The second method was to focus on my body language. It has become clear to me over the years that how I present myself directly influences how others treat me. Now obviously, this isn’t always the case but certain postures and body movements on a subconscious level can signal to somebody that you are passive and this can be taken advantage of. Things like twiddling fingers or fiddling with something, not maintaining eye contact or looking downwards all subconsciously send out messages like this. This is not a quick fix and is still something I have to work on almost a year later, but noticing and subsequently challenging this involuntary behaviour can help in signalling to the world that you are confident even when you don’t feel it. The best way I found to practise at first was on strangers you would have to come into contact with fleetingly, like shop keepers or bus drivers. This small window of communication is perfect to work on how you project yourself as it only occurs in a small window of time, not long enough for panic and doubt to set in but long enough to pay attention to these tiny details in your body language.

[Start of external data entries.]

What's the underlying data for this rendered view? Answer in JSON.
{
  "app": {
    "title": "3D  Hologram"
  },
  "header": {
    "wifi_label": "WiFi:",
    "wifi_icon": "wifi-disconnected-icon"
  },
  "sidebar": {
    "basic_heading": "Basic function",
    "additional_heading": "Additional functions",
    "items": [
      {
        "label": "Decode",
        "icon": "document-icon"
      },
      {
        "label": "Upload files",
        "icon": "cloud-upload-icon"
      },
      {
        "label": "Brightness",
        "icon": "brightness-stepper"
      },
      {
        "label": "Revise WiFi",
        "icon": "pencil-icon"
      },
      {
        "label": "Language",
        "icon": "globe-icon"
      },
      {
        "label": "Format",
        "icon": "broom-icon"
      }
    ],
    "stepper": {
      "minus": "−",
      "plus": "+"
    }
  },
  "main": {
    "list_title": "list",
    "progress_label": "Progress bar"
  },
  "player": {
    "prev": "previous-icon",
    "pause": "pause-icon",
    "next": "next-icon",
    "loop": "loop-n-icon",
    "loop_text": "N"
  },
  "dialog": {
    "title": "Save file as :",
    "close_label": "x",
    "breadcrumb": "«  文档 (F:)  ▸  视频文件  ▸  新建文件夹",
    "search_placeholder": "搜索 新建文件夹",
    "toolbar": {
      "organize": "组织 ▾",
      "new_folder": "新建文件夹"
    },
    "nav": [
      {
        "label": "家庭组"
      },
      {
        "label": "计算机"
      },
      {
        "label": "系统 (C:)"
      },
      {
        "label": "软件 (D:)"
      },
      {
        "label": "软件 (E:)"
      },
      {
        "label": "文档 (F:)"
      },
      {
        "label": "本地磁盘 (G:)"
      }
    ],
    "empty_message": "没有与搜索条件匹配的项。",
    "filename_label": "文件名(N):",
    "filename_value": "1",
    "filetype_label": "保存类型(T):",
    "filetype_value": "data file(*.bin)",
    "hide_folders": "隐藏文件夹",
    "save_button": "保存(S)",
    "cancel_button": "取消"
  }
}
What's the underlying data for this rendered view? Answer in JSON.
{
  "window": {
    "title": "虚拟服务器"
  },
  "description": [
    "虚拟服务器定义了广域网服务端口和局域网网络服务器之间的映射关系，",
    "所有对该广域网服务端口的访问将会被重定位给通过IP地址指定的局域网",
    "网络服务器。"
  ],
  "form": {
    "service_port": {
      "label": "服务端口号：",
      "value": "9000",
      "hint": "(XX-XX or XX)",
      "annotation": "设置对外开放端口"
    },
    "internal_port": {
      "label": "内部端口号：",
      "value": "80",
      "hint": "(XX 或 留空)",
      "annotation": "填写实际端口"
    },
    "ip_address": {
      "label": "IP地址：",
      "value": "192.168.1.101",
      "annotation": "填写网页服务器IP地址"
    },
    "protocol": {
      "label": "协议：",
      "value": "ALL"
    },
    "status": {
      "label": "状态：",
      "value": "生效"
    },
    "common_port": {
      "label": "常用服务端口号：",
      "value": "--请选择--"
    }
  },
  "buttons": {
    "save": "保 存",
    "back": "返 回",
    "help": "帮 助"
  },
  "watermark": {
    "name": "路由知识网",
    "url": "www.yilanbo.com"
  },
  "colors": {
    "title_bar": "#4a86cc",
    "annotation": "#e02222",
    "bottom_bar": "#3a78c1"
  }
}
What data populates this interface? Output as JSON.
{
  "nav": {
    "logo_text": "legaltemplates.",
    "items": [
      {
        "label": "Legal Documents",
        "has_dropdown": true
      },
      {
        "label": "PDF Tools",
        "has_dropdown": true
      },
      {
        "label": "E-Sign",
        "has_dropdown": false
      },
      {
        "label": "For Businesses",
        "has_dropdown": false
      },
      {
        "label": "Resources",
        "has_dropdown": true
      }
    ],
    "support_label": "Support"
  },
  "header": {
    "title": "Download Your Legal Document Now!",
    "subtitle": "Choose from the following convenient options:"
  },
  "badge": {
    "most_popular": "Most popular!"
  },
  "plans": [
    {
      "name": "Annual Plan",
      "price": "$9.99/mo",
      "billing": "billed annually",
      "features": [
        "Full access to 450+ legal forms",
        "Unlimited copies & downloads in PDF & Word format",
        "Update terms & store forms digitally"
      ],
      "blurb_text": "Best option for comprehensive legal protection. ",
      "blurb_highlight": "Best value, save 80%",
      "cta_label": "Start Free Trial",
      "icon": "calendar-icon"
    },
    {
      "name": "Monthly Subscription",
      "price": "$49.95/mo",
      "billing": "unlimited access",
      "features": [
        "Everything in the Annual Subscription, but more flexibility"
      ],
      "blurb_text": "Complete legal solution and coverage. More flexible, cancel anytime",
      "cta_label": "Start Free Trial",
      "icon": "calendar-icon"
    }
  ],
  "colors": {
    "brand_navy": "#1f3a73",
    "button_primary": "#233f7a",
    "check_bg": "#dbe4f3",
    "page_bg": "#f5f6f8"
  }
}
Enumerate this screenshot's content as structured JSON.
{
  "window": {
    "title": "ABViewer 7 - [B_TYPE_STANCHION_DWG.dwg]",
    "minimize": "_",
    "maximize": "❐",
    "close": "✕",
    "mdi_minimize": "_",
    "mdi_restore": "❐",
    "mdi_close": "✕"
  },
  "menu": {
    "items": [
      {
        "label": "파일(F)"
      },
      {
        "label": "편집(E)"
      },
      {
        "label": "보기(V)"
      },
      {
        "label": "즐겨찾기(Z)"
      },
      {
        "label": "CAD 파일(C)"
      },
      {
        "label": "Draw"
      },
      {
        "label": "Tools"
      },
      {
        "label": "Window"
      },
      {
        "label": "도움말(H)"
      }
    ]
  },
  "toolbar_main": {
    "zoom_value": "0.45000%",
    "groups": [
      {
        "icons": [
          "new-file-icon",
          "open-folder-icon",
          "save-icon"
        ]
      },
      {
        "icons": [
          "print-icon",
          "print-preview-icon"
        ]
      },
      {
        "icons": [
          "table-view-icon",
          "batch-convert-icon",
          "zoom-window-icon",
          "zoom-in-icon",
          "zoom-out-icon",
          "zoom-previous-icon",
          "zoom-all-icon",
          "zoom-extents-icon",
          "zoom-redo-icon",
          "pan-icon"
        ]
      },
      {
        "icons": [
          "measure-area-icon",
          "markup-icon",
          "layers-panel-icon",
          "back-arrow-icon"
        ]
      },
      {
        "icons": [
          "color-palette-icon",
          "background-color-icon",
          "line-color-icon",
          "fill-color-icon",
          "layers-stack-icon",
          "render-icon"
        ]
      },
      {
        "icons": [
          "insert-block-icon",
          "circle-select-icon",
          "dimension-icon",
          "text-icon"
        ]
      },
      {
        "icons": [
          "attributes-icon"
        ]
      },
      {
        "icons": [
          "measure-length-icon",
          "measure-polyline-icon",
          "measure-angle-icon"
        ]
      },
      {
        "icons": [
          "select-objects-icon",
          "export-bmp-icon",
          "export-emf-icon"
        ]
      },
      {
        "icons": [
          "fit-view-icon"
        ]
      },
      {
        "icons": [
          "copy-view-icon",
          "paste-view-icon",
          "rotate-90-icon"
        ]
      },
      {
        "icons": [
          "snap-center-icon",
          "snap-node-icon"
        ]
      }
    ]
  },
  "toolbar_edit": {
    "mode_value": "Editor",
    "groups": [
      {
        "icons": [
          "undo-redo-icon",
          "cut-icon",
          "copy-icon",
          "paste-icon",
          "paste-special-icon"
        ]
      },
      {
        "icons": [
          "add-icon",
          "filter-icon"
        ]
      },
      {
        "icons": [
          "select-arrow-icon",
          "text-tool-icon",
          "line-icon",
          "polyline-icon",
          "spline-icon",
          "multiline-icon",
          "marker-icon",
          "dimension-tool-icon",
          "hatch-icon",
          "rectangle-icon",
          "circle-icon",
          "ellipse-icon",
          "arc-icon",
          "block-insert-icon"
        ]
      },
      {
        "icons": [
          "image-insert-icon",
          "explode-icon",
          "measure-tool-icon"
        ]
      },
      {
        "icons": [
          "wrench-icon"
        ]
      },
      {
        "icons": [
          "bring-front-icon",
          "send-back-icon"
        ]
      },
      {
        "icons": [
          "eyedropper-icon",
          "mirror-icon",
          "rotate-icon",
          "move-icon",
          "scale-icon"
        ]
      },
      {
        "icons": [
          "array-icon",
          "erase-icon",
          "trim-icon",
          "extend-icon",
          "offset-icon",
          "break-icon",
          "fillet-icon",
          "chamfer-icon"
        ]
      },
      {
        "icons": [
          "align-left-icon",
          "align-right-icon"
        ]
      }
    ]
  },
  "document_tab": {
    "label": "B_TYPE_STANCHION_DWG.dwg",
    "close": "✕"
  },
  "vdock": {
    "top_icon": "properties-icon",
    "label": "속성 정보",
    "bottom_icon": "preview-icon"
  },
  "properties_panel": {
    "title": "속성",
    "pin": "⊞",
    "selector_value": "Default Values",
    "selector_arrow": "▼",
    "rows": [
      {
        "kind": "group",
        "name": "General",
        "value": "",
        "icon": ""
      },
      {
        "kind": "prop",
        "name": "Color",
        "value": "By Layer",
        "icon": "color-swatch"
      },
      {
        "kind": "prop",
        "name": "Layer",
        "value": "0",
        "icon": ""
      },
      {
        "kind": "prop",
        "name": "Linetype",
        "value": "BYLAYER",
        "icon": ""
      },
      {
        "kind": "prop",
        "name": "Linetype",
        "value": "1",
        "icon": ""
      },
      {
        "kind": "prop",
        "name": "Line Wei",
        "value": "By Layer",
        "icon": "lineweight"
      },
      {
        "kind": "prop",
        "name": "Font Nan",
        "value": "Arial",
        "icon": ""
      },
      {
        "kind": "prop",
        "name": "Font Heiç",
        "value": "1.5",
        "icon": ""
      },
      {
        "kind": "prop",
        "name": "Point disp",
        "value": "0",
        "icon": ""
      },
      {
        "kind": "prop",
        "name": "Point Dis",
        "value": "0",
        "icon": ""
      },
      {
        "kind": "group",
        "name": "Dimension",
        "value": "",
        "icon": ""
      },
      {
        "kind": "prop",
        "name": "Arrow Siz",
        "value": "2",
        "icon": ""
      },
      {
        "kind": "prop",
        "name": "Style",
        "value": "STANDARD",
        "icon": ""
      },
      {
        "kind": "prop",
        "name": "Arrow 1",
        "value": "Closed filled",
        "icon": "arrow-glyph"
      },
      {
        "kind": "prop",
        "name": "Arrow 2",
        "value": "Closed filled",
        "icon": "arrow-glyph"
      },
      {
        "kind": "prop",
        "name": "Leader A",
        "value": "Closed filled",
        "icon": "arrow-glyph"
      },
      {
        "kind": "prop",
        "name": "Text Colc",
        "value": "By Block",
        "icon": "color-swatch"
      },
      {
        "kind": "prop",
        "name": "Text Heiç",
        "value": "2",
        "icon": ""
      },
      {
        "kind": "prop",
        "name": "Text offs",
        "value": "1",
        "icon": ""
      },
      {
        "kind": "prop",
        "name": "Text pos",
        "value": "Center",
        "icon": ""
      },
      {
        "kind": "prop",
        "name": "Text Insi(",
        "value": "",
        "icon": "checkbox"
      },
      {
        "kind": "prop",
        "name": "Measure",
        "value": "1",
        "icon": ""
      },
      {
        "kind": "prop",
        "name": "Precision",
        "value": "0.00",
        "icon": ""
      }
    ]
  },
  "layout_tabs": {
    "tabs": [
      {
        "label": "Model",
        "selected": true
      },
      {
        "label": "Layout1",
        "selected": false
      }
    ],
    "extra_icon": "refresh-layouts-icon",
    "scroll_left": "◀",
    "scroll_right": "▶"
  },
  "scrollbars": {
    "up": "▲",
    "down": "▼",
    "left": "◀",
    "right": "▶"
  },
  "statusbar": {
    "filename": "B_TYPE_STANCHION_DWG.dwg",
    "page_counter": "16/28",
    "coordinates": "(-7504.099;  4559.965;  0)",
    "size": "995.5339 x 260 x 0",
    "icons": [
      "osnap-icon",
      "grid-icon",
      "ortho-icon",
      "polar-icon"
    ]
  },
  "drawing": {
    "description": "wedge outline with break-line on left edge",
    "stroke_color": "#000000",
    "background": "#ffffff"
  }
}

The last preparation method was monitoring my tone of voice. I find that when panicked my voice can trail off into a series of stutters and I become so flustered I forget what I was talking about. If this sounds familiar to you, don’t worry. Through personal experience I can say that just being aware of this does indeed help to improve the way you speak. Again this is something that can be practised on common strangers. It’s hard, however sometimes it can be useful to let these everyday interactions occur and the conversation to move forward. We often feel we have to engage in small talk regardless, so why not turn it to your advantage? I believe it helps in a slightly tougher situation to know how you will use your voice in a way to start the conversation. Starting even toned and confidently will make it much easier to maintain this way of talking throughout whereas starting nervously can trigger self-doubt to instantly fluster you and cause the conversation to go downhill quite quickly.

After all this self-analysis and preparation, the meeting occurred and fortunately went the way it needed to for me with minimal conflict. I hope that some of these preparation techniques are helpful and have given you something to think about. These slight changes have made a significant difference in uneasy social situations for me, and I believe they can be a great first step in expanding your social comfort zone too.